Teachers strike in Aleppo countryside; demand “decent salaries”
Enab Baladi – Aleppo countryside
Teachers in many cities and towns in the northern and eastern Aleppo countryside organized protest sit-ins that carried several demands in conjunction with a strike in several schools since the beginning of this September.
The cities of Azaz, al-Bab, al-Rai, and Akhtarin witnessed protests by male and female teachers who demanded an increase in salaries and monthly wages and improved conditions of the educational process, rejecting partial solutions provided to them in the form of food baskets or clothing vouchers.
The strike continues pending a response by stakeholders in local councils and the Ministry of Education in the Syrian Interim Government (SIG), which controls the region.
Salaries that do not allay hunger
Mohammad al-Yassin, an Arabic language teacher in a middle school in the city of Azaz, in the northern countryside of Aleppo, explained through an email to Enab Baladi that the strike was not the teachers’ demand or goal until after they reached the stage of “starvation, humiliation, and degradation” when facing their children.
Al-Yassin demanded a salary that “preserves the dignity of the teacher in front of the grocery owner,” stating that the salary is only 60 US dollars (1100 Turkish liras) and is not sufficient to secure the family’s minimum needs.
While al-Yassin held the local council and stakeholders administering the area, who did not respond to their demands, accountable, teachers were held responsible for the strike and its negative consequences.
Hamza Mohammad Barbouri, a teacher at a school in the city of Azaz, explained in an email that he sent to Enab Baladi that teachers’ needs were twice as high as their monthly income, pointing out that he could not provide the most basic needs of his family, such as food, clothing, and fuel.
The weakest of employee categories
Teacher Barbouri said that teachers’ deteriorating situation in the region puts them in front of two options, either working a second job with long and exhausting hours or leaving their teaching jobs. Dozens of teachers had made the second choice, he noted.
Barbouri wondered how teachers can develop the educational process, take care of the student, communicate with parents, devote themselves to their duties and cultivate noble moral values while they are preoccupied with how to secure their families’ most basic necessities.
The teacher is considered to be one of the weakest categories of employees in terms of monthly salary in comparison with employees at the health, security, military, and relief institutions and in terms of allocated aid, according to Barbouri.
The idea of the unorganized and random strike is an absurd idea with ill-considered results, according to Barbouri, who drew attention to the need for a time plan for a strike and a thoughtful, far from random, advance preparation by teachers to obtain positive results that serve the teacher and the educational process, and avoid harm to students.

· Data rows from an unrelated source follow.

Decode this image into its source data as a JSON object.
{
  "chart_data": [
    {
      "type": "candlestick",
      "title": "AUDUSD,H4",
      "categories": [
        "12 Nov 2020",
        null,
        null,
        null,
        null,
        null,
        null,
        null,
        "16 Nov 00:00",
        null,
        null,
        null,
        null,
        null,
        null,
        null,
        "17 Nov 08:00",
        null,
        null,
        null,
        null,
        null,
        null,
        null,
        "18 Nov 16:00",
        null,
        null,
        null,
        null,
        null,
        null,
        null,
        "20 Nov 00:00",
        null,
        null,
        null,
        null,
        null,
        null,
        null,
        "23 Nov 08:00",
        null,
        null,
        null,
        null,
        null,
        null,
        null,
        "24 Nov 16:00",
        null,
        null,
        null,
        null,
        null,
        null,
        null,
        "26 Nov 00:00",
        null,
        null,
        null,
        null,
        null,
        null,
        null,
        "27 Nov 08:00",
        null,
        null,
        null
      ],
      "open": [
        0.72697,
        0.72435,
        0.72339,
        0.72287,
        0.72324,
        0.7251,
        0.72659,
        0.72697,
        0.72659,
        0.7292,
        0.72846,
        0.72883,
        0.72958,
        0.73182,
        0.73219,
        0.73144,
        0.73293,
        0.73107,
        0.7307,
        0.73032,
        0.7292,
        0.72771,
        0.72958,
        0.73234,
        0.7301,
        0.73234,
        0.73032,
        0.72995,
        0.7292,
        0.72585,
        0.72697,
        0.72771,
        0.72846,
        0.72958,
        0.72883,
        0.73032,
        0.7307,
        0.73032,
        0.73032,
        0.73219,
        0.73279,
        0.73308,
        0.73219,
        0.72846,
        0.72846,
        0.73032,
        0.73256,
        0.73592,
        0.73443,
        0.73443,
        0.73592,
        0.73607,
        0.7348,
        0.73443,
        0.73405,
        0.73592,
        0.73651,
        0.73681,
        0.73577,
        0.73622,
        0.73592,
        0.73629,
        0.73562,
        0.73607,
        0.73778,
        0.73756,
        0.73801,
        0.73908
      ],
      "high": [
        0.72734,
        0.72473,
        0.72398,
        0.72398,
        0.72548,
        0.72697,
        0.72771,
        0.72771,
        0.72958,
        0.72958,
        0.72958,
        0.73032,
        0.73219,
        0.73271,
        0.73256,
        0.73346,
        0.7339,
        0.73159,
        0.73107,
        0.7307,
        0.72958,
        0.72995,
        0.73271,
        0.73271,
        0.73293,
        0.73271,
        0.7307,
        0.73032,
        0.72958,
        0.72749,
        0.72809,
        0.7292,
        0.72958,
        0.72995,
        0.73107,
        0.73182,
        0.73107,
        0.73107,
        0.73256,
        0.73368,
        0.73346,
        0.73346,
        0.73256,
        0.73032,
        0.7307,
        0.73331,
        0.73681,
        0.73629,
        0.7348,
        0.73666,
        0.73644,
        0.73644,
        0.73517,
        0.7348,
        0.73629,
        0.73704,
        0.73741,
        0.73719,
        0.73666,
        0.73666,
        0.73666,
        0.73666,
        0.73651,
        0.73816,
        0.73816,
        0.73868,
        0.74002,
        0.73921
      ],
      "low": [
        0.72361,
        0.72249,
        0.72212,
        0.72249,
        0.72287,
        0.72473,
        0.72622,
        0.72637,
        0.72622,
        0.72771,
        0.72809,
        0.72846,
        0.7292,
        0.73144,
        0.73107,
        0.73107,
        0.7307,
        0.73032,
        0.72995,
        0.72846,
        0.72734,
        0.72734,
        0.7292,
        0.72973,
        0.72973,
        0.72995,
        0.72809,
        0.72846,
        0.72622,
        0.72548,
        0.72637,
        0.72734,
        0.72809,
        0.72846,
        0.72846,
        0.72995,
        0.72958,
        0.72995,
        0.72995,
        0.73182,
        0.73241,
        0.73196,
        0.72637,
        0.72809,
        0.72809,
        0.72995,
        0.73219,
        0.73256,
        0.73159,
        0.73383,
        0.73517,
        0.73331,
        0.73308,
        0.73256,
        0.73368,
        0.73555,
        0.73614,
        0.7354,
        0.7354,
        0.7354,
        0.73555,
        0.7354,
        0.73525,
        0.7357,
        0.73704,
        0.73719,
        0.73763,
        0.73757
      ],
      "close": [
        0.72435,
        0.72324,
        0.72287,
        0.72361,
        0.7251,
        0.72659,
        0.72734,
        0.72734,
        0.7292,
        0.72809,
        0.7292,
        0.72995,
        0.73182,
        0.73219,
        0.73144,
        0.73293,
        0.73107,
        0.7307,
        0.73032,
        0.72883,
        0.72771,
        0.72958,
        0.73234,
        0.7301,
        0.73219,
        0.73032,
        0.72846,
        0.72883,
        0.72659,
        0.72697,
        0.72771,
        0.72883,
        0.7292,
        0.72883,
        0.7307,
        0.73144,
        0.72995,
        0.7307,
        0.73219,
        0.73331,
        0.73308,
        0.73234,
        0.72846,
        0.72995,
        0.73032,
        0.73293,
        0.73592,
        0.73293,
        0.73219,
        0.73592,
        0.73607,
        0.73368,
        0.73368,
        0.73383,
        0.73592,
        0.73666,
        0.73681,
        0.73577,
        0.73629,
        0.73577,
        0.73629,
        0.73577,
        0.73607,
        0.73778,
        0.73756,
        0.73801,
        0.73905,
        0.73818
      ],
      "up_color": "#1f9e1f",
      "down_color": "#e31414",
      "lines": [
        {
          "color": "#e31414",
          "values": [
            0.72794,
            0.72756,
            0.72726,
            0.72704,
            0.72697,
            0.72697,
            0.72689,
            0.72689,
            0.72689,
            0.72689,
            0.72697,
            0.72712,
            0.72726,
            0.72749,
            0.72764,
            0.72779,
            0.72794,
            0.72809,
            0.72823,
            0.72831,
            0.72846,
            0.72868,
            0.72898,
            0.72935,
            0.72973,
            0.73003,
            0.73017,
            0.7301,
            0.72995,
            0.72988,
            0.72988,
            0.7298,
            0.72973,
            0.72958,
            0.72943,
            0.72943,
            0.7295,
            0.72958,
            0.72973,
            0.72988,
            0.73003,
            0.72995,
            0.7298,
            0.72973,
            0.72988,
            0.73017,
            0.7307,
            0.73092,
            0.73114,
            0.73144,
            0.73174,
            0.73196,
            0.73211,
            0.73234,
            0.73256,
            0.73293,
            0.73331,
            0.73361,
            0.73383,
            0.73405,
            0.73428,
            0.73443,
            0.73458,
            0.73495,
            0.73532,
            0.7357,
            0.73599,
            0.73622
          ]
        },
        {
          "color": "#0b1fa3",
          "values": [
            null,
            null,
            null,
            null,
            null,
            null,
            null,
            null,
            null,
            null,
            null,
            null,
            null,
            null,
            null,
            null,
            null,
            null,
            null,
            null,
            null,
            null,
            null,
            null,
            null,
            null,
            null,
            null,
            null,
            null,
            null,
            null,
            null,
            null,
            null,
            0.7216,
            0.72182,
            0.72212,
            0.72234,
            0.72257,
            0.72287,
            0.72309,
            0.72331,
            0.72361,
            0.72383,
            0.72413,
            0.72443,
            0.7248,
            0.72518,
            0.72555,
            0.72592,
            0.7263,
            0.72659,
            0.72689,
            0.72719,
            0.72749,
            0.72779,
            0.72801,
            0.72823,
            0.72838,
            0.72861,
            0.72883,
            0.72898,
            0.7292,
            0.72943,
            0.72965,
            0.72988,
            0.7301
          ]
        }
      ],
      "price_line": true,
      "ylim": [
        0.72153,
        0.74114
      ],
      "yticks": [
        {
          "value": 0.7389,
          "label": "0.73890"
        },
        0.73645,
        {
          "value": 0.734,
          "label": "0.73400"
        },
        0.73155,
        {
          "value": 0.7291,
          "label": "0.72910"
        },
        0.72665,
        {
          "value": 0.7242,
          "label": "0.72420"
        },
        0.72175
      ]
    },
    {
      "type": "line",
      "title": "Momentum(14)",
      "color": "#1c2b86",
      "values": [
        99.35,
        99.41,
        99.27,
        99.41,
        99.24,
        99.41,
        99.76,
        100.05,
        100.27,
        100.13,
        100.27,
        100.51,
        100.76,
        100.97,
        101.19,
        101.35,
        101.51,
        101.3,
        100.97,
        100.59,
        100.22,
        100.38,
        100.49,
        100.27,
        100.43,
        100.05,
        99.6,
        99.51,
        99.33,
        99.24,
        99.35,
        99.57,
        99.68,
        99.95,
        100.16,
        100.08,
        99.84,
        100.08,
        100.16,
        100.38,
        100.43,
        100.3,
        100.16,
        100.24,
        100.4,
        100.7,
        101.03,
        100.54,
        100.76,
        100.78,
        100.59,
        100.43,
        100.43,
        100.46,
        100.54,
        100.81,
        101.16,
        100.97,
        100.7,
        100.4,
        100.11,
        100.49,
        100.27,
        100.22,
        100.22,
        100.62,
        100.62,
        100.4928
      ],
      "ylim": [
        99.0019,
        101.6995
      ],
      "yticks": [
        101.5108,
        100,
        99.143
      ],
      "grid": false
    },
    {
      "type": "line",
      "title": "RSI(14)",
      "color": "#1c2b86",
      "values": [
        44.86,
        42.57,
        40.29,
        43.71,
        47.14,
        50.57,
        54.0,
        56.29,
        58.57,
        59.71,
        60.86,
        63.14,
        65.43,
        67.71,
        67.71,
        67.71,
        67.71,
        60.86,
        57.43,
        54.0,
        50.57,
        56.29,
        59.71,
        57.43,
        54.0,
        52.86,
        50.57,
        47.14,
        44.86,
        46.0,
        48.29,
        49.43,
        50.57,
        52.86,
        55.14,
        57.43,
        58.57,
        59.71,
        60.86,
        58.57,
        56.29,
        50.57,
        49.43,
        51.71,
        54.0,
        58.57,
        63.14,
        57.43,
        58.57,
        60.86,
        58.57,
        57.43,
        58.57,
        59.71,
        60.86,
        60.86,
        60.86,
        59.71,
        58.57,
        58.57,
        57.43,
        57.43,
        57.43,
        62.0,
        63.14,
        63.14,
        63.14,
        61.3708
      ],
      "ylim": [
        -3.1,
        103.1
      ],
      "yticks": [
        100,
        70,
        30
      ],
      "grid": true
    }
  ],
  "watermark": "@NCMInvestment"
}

The teacher called, in the event of the demands being met, that the value of salary raises be rewarding and commensurate with the living situation and the soaring prices in the region and that the increase should not be “illusory.”
Enab Baladi contacted the Director of Education in the city of Azaz via email but did not receive an answer until the moment of editing this report.
Enab Baladi’s correspondent in the northern countryside of Aleppo tried to meet the responsible authorities in Azaz’s Directorate of Education, but they refused to make any statement.
Previous protests, persisting demands
The protests are not a novelty. For months now, there have been repeated strikes, sit-ins, and demonstrations organized by teachers in Aleppo’s northern and eastern countryside.
There have also been some demonstrations against administrative corruption in the region, the deterioration of the educational process, and the “chaos of arms.”
Last March, several cities in the countryside of Aleppo witnessed a strike by several schools, denouncing security chaos, spreading militarism, and unattended weapons in front of school gates.
Teachers’ protests in SIG-held areas in the northern and eastern countryside of Aleppo and the cities of Ras al-Ain and Tal Abyad began on 14 October 2021, demanding raised salaries, whose value had declined with the deterioration of the Turkish lira.
Teachers in these areas used to be paid 500 Turkish liras before they protested against it in October 2018, after which it was raised to 750 Turkish liras.
The Turkish lira is declining in value against the US dollar, according to the Döviz website specializing in exchange rates and currencies.
Despite the announcement by local councils operating in the region to raise the salaries of employees and workers in all sectors in December 2021 by 40%, demonstrations continued at a varying pace amid numerous promises to meet protesters’ demands.
The salary of a single schoolteacher increased from 700 to 1000 Turkish liras, while a married teacher’s salary went from 750 to 1100 Turkish liras.